- Prior 4.00%
- Bank rate vote [cut-unchanged-hike] 2-7-0 vs 2-7-0 expected (Dhingra, Taylor voted to cut by 25 bps)
- Underlying disinflation has generally continued, although with greater progress in easing wage pressures than prices
- Pay growth remains elevated, but has fallen and is expected to slow significantly over the rest of the year
- Upside risks around medium-term inflationary pressures remain prominent
- Downside domestic and geopolitical risks around economic activity remain
- A gradual and careful approach to the further withdrawal of monetary policy restraint remains appropriate
- The restrictiveness of monetary policy has fallen as the bank rate has been reduced
- Monetary policy is not on a pre-set path
- The timing and pace of future reductions in the restrictiveness of policy will depend on the extent to which underlying disinflationary pressures continue to ease
- Full statement
Pretty much everything is as expected with the bank rate vote also reflecting what markets were thinking coming into the decision.

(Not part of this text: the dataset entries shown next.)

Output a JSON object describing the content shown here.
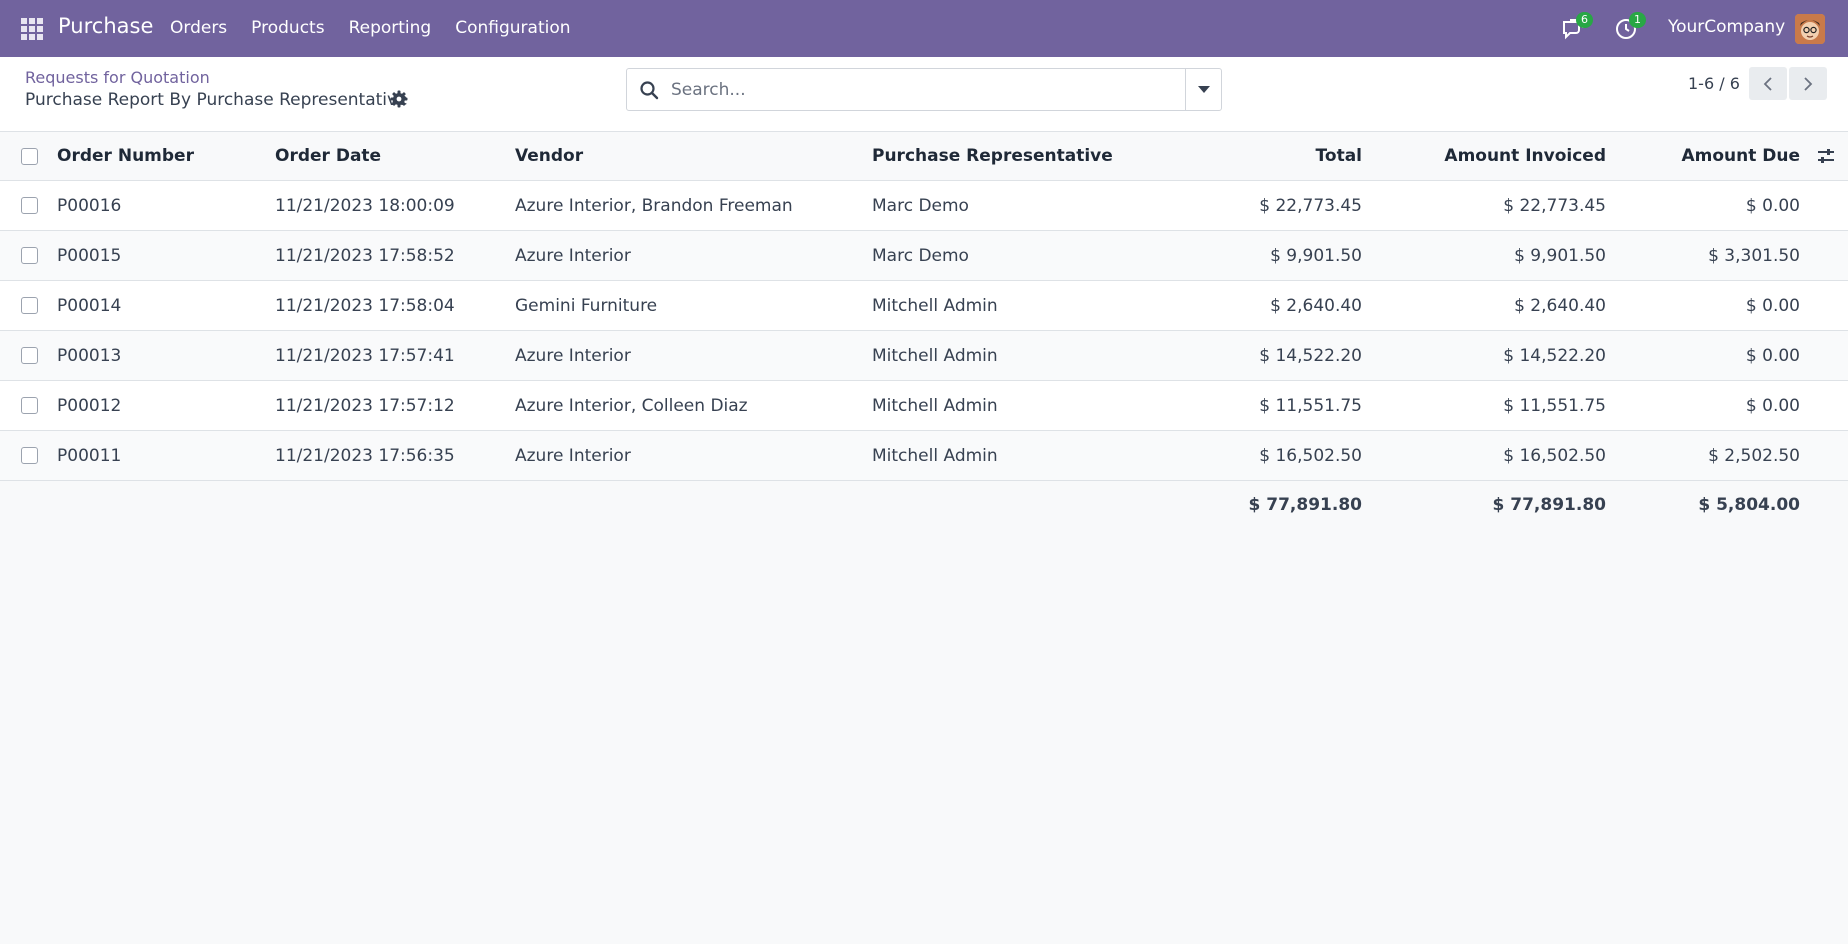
{
  "navbar": {
    "brand": "Purchase",
    "menu": [
      {
        "label": "Orders"
      },
      {
        "label": "Products"
      },
      {
        "label": "Reporting"
      },
      {
        "label": "Configuration"
      }
    ],
    "messages_count": "6",
    "activities_count": "1",
    "company": "YourCompany",
    "color": "#71639e"
  },
  "control_panel": {
    "breadcrumb": "Requests for Quotation",
    "title": "Purchase Report By Purchase Representative",
    "search_placeholder": "Search...",
    "pager": "1-6 / 6"
  },
  "table": {
    "columns": {
      "order_number": "Order Number",
      "order_date": "Order Date",
      "vendor": "Vendor",
      "representative": "Purchase Representative",
      "total": "Total",
      "amount_invoiced": "Amount Invoiced",
      "amount_due": "Amount Due"
    },
    "rows": [
      {
        "order_number": "P00016",
        "order_date": "11/21/2023 18:00:09",
        "vendor": "Azure Interior, Brandon Freeman",
        "representative": "Marc Demo",
        "total": "$ 22,773.45",
        "amount_invoiced": "$ 22,773.45",
        "amount_due": "$ 0.00"
      },
      {
        "order_number": "P00015",
        "order_date": "11/21/2023 17:58:52",
        "vendor": "Azure Interior",
        "representative": "Marc Demo",
        "total": "$ 9,901.50",
        "amount_invoiced": "$ 9,901.50",
        "amount_due": "$ 3,301.50"
      },
      {
        "order_number": "P00014",
        "order_date": "11/21/2023 17:58:04",
        "vendor": "Gemini Furniture",
        "representative": "Mitchell Admin",
        "total": "$ 2,640.40",
        "amount_invoiced": "$ 2,640.40",
        "amount_due": "$ 0.00"
      },
      {
        "order_number": "P00013",
        "order_date": "11/21/2023 17:57:41",
        "vendor": "Azure Interior",
        "representative": "Mitchell Admin",
        "total": "$ 14,522.20",
        "amount_invoiced": "$ 14,522.20",
        "amount_due": "$ 0.00"
      },
      {
        "order_number": "P00012",
        "order_date": "11/21/2023 17:57:12",
        "vendor": "Azure Interior, Colleen Diaz",
        "representative": "Mitchell Admin",
        "total": "$ 11,551.75",
        "amount_invoiced": "$ 11,551.75",
        "amount_due": "$ 0.00"
      },
      {
        "order_number": "P00011",
        "order_date": "11/21/2023 17:56:35",
        "vendor": "Azure Interior",
        "representative": "Mitchell Admin",
        "total": "$ 16,502.50",
        "amount_invoiced": "$ 16,502.50",
        "amount_due": "$ 2,502.50"
      }
    ],
    "totals": {
      "total": "$ 77,891.80",
      "amount_invoiced": "$ 77,891.80",
      "amount_due": "$ 5,804.00"
    }
  }
}
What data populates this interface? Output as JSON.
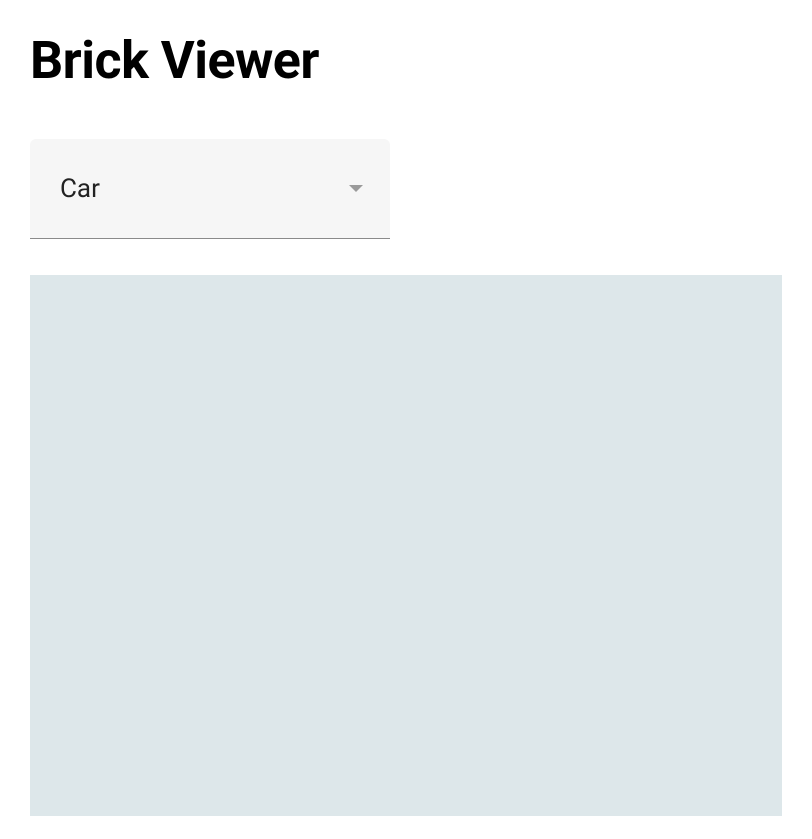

Dhingra and Taylor remain the two more dovish members, advocating for a 25 bps rate cut. However, there was no drama like we saw in August with regards to the decision today.
As for the statement language, the key parts from August are all retained as the central bank reaffirms a more gradual and careful approach in pursuing further rate cuts. So, there’s not really anything new for traders to act upon here.